瑛九眠りの理由別バージョン
瑛九「眠りの理由の表紙・別バージョン」
1936年 フォトデッサン 
30.2×25.1cm
第18回瑛九展で公開された、瑛九フォトデッサン作品集「眠りの理由」の表紙の別バージョン

5月26日の瑛九展ギャラリートークに参加された皆さんには厚く御礼を申し上げます。
物故作家が対象となると、やはり参加者は少なくなるようです。前々回の細江英公先生、前回の小野隆生先生のときは、希望者が多くお断りしたほどでしたが、今回は10数人と落ち着いた雰囲気のトークとなりました。
スタッフの感想では「今までで一番楽しかった。自分達もゆっくり聞けたし・・・」ということでした。

さて、今回の講師は、東京国立近代美術館研究員(学芸員)の大谷省吾先生。
今回展示されている、瑛九の初期フォトデッサンを実例にとって、三つの視点から論じてくださいました。
一つは瑛九のフォトデッサンのサイズについて、二つには瑛九のフォトデッサンには天地があるのかという問題、そして三つには瑛九とシュールレアリスムについて論じられました。その詳細を私がまとめるには荷が重過ぎますが、いずれ版画掌誌第6号にその詳細が掲載されますので、ご期待ください。

ひとつだけ紹介すると、大谷先生は今回展示した「眠りの理由」表紙の別バーション(オリジナル)のサイズに言及することによって、東京国立近代美術館が所蔵している2点の「眠りの理由」収録作品が、刊行された作品集(限定40部の複製されたもの)に収録されたものではなく、そのもとになった正真正銘のオリジナル作品だったことが判明したことを報告されました。紙芝居のように、今回のときの忘れものの展示作品と近美作品のコピーを並べてみせることにより、微妙なサイズの違いを指摘されました。
詳しくは、私の「瑛九について」を読んでいただきたいのですが、1936年に刊行されたフォトデッサン作品集「眠りの理由」は瑛九の制作したオリジナル(カメラもフィルムも使わず、印画紙に直接光をあてて感光させた)ではなく、それを複写したものです。
当時表紙を入れて11点組で限定40部刊行されましたが、いま完全なセットを収蔵しているのは横浜美術館のみです。

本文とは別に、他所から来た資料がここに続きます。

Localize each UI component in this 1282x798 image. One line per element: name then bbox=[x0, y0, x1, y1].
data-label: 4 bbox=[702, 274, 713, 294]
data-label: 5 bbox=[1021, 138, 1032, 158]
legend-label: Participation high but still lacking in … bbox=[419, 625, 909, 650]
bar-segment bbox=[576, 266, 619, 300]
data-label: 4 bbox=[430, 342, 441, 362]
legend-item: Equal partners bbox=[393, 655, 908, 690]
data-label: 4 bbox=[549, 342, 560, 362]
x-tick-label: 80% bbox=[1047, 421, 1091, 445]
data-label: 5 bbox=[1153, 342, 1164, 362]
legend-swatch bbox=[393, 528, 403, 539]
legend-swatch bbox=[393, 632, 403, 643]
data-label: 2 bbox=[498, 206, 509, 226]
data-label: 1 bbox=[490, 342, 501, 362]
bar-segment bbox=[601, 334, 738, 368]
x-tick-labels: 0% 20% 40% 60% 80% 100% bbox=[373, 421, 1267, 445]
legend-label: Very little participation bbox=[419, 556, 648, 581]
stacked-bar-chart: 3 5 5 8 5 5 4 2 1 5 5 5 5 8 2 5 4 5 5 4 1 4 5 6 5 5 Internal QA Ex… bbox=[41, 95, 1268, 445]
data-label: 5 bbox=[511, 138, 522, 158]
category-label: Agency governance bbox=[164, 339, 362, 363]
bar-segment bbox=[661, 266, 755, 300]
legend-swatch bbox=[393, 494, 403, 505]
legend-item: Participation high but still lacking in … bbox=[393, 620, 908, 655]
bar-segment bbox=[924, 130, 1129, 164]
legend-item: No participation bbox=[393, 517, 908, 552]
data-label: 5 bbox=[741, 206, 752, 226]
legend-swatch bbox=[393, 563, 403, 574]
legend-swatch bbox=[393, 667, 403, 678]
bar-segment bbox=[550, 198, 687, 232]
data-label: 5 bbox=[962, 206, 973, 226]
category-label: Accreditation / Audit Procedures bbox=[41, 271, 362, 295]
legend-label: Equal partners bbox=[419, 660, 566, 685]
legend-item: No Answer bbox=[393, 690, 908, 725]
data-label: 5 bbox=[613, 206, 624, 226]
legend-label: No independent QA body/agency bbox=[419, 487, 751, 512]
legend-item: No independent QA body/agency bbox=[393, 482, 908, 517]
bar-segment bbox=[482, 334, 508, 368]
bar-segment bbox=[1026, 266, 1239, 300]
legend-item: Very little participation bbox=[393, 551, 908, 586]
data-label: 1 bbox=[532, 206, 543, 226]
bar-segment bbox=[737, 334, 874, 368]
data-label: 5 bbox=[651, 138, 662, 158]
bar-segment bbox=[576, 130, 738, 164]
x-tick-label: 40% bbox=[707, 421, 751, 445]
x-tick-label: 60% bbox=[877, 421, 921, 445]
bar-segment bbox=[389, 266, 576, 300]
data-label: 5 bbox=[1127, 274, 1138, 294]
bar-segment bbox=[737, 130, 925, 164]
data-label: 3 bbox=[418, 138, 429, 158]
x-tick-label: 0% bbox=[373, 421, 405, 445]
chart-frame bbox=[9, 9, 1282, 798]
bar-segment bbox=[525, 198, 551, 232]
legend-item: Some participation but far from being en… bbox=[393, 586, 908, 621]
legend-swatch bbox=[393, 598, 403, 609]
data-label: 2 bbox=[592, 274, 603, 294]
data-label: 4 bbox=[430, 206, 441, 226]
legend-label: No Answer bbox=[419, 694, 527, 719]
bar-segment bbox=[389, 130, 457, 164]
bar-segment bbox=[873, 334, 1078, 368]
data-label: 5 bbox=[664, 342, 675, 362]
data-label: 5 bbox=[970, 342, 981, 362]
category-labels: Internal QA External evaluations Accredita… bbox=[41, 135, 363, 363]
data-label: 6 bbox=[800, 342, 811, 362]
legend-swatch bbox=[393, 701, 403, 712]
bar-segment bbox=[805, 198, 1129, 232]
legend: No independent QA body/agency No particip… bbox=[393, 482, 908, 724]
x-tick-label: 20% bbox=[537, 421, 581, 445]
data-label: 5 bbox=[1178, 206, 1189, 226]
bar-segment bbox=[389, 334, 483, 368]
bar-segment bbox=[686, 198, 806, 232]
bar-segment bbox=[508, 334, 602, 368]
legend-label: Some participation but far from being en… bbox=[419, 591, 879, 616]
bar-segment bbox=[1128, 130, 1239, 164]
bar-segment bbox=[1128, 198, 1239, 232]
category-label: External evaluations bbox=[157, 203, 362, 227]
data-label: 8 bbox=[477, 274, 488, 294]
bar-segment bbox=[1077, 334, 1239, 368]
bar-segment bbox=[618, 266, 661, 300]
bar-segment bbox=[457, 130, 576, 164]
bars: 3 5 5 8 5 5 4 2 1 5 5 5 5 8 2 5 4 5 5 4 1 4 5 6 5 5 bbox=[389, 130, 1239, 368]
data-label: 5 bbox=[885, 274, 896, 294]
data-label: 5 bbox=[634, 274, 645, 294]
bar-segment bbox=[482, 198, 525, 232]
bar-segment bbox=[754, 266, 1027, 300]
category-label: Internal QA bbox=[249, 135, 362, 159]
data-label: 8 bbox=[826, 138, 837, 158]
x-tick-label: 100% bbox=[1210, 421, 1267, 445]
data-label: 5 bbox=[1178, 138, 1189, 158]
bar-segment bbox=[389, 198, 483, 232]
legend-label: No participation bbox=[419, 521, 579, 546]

この作品集のもととなったフォトデッサンの連作は、瑛九のデビュー作として、またマン・レイらに並ぶ先駆的フォトグラム作品として実に重要な作品群ですが、その複製作品集の説明が少し足らなかったばかりに(時代を考えれば仕方ありませんが)、オリジナルのフォトデッサン(フォトグラム)というのは、ただ一点しか存在しないということが理解されず、複数存在する写真のように誤解されてしまったことはかえすがえすも残念です。

横浜美術館はじめいくつかの美術館が所蔵する「眠りの理由」の諸作品はほとんどが作品集に収録された複製(リプロダクション)です。
従来は「眠りの理由」のもとになったオリジナルは存在しないだろうといわれてきて、私もそう言ってきましたが、今回の大谷先生の調査により、少なくとも東京国立近代美術館に2点が収蔵されていることがわかったのは大ニュースです。
そのきっかけが、私たちの展示作品にあったことは嬉しい限りです。

今回のギャラリートークには、過日、テレビ「何でも鑑定団」に瑛九の大作油彩「田園」をひっさげて出演したコレクターのKさんが参加され、「田園」を買った経緯から、瑛九の生前のことまで、たいへん貴重なエピソードを披露してくださいました。
参加された皆さんも、満足されたのではないでしょうか。